How it WAS Curses and Blessings: 5. Questions about God

Saturday, August 19, 2006

5. Questions about God

Pre-religion: Source of a Million Questions

As the early years of childhood passed, I began to feel a bit unsettled about my perspective. Forgetting the interconnectedness of life began to seem like a prerequisite for growing up, and I wondered if I was doing something to prevent myself from forgetting.

“How can I forget what I know and remember?” I would ask what I now uneasily called, “God”.

Now there was a puzzle! Why was God so often portrayed as an old man, living in some unknown, apparently far-flung place called “heaven?” I was slightly perturbed when I was urged to say my prayers at night, for I wasn't sure how this “Heavenly Father God” figured into the picture. Was I supposed to believe that God was very much like an old human male? Did other people really believe that? (How could anyone possibly say that they believed that? I wondered.) Or was it a case of the Emperor’s New Clothes? Was it only that no one wanted to say otherwise? If that was the case, why was it the case? Was I supposed to be willing to say that I believed this? Would that not be a lie? How could a lie be right when it was about the very subject that recommends truth?

And where did my own perception of the universe fit in? Was the God described in prayer verses and Bible stories, some kind of middleman? Why did I feel so certain that everyone was already familiar with, what I figured everyone meant by, “God”, including those who had never stepped into a church and had no knowledge of anything religious? While I tried to ask these questions of the adults around me, and they tried to answer, I knew that my questions, childishly phrased, were a black and white articulation of a whole rainbow of curiosity. I was just going to have to learn the language, keep my eyes open, and listen.

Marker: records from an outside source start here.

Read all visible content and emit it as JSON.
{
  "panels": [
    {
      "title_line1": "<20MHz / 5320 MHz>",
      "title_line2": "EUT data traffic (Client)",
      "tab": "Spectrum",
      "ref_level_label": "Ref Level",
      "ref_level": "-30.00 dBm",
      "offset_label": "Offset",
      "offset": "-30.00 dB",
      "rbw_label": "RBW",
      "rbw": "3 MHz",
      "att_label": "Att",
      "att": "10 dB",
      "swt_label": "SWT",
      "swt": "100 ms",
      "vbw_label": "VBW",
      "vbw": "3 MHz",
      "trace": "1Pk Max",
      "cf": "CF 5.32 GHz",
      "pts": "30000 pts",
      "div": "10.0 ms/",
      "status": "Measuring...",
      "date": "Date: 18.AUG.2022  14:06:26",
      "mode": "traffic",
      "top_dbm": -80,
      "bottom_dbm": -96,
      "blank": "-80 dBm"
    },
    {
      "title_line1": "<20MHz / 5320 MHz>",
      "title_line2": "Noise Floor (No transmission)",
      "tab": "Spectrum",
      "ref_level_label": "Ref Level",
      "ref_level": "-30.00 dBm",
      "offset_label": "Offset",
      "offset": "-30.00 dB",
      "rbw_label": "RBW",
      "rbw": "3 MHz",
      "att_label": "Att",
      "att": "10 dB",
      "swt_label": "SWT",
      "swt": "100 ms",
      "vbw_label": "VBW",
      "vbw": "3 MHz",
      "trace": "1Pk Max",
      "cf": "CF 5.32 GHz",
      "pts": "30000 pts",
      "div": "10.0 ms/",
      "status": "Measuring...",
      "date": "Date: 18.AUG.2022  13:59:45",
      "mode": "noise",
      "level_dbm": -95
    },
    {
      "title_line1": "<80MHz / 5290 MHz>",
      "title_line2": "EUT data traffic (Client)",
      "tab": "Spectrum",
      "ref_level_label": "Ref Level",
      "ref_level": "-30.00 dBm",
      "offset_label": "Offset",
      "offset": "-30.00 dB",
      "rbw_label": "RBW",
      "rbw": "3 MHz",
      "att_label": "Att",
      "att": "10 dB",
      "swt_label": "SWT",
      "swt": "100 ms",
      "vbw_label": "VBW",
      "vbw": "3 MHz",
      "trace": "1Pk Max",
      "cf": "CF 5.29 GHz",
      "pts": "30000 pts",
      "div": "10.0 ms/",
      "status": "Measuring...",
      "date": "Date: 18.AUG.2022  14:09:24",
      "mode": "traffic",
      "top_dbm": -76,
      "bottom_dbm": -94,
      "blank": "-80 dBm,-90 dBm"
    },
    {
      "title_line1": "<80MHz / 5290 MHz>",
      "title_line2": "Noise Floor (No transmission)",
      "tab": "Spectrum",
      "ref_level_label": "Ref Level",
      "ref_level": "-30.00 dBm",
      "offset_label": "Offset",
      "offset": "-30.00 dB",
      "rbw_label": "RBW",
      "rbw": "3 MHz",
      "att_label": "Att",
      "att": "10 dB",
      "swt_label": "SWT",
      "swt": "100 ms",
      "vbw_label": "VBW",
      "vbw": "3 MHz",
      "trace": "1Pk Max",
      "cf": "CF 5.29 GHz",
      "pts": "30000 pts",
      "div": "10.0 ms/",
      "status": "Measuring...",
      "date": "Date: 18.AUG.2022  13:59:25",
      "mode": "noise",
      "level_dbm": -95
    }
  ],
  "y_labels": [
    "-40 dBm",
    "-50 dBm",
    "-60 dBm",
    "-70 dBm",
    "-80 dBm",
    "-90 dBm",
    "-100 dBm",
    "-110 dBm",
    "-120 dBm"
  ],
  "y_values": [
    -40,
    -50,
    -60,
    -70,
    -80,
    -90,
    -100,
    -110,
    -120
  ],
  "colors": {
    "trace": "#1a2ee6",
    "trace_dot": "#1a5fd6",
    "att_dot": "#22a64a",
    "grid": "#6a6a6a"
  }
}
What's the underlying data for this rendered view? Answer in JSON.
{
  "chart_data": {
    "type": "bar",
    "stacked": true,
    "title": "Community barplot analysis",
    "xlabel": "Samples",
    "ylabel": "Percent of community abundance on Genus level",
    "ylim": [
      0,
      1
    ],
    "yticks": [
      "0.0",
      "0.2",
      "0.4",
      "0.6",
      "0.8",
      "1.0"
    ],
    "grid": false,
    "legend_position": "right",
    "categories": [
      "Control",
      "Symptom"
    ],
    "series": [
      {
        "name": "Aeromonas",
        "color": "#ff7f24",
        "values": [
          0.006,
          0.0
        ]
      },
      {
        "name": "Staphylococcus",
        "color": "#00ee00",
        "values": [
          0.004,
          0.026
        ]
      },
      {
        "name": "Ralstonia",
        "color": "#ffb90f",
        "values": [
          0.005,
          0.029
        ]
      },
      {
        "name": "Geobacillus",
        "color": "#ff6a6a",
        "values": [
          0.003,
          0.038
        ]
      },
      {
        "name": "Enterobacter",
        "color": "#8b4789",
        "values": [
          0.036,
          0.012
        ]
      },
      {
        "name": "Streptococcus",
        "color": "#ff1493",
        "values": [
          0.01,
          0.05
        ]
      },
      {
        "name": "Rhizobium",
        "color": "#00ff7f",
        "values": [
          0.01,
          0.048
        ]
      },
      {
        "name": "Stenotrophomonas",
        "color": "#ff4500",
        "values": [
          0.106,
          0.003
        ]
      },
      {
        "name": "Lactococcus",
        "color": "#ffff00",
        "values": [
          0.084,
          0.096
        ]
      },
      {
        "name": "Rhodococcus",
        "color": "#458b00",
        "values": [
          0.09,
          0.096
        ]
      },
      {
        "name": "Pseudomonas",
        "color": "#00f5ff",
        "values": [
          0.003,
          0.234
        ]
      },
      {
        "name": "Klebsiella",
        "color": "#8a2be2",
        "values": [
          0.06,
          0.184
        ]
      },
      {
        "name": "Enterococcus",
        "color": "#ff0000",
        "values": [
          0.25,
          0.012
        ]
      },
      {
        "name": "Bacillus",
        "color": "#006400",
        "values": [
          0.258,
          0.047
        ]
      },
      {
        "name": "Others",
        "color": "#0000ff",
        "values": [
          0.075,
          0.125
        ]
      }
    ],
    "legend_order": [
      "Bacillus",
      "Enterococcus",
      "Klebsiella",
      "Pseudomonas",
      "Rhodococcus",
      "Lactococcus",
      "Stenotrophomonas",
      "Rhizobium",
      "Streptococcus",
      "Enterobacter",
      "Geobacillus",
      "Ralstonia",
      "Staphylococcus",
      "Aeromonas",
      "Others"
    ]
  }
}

Before falling asleep one night, I was playing with such riddles, when a strong impression took form, a very firm idea that I would later return to this sensation of connection. That made no sense, for how was I to return to something that I did not know how to leave? “How can I remember later, if I don't forget now? What should I do to forget?” As I drifted off to sleep, the only answer that popped into my mind was, “Don't try to forget” which made no sense to me at all, until I began to have a recurring dream, or what I’ve also heard called a lucid night terror.